A working stool produces 20 to 40 poles per cut at the 7-year rotation. One hectare of coppiced hazel yields roughly 200 to 400 bundles of bean poles per year on a rolling 7-year cycle, cutting one-seventh of the area annually.

Protect the regrowth. Deer and rabbits will eat the new shoots flat in the first season. See Deer and Rabbits for fencing and tree guards. A 1.2 m chestnut paling round each cut stool for the first two seasons is standard practice in British coppice.

Harvest the nuts

Filberts ripen August through October depending on climate and cultivar. The husk browns and loosens. Shake the branch. Ripe nuts drop.

Beat the squirrels by harvesting slightly early and curing indoors. Spread the nuts one layer deep in a dry airy place for two to three weeks. The husks finish drying and pull away clean. Store in mesh sacks at cool room temperature. Shelled nuts keep six months. In-shell keeps a year.

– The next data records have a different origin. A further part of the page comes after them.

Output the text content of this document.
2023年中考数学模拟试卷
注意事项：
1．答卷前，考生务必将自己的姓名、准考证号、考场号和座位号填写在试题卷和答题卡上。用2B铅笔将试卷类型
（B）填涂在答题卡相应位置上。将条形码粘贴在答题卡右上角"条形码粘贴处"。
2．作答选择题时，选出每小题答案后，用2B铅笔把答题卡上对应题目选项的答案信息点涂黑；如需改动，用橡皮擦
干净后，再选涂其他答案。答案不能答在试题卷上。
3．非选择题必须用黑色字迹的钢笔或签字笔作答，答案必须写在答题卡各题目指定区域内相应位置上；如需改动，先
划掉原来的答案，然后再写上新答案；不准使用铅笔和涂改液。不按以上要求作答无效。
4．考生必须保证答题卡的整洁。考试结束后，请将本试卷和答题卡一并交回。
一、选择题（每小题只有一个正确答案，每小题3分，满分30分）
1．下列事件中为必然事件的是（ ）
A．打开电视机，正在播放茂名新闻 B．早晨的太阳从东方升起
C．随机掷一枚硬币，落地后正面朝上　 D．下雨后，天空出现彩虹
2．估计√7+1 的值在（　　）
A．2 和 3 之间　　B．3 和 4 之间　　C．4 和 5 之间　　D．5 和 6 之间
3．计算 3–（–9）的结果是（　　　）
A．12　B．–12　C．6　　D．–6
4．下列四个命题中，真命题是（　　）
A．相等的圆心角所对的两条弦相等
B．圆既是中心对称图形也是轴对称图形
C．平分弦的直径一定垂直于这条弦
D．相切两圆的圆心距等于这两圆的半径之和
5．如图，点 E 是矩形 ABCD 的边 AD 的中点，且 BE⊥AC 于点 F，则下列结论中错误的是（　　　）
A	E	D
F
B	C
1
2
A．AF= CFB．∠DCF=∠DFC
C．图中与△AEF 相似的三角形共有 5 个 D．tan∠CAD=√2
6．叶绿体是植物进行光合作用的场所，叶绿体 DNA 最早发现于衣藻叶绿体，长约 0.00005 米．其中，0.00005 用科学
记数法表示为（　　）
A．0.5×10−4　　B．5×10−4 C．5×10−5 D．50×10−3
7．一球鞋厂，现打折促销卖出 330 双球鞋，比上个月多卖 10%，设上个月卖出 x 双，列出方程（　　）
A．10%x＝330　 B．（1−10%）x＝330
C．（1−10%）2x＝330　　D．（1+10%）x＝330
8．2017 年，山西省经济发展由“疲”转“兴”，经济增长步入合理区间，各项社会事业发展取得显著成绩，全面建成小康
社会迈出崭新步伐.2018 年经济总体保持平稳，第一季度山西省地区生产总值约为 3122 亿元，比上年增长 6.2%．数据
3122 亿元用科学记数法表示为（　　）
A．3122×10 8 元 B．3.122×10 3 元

Mast years skew the calendar. Plan storage and processing for the heavy crop. In a light year, leave more on the tree for wildlife and let next year's bud set build.

When it goes wrong

Big bud mite. Galled buds swell and fail to open. Phytoptus avellanae. Prune out and burn affected shoots in winter. Bad infestations knock nut yield by half.

Grey squirrels. They strip nuts green, weeks before harvest, and ring-bark young coppice regrowth. In the UK and parts of the eastern US, grey squirrels are the single biggest barrier to commercial cobnut production. Trapping helps. Mesh sleeves on individual stems help. Accepting a partial harvest and planting extra stools helps most.

Stool dies after cutting. Usually too old or cut too low into rotten wood. Hazel stools last 150 to 200 years on a regular rotation, but a neglected stool cut for the first time at age 40 may not recover. Cut the healthiest stems first, leave a nurse stem for one more season, then take the rest the following winter.

No catkins, no nuts. Heavy shade. Move the plant or thin the canopy above it. Hazel needs winter and spring light on the buds to set both catkins and female flowers.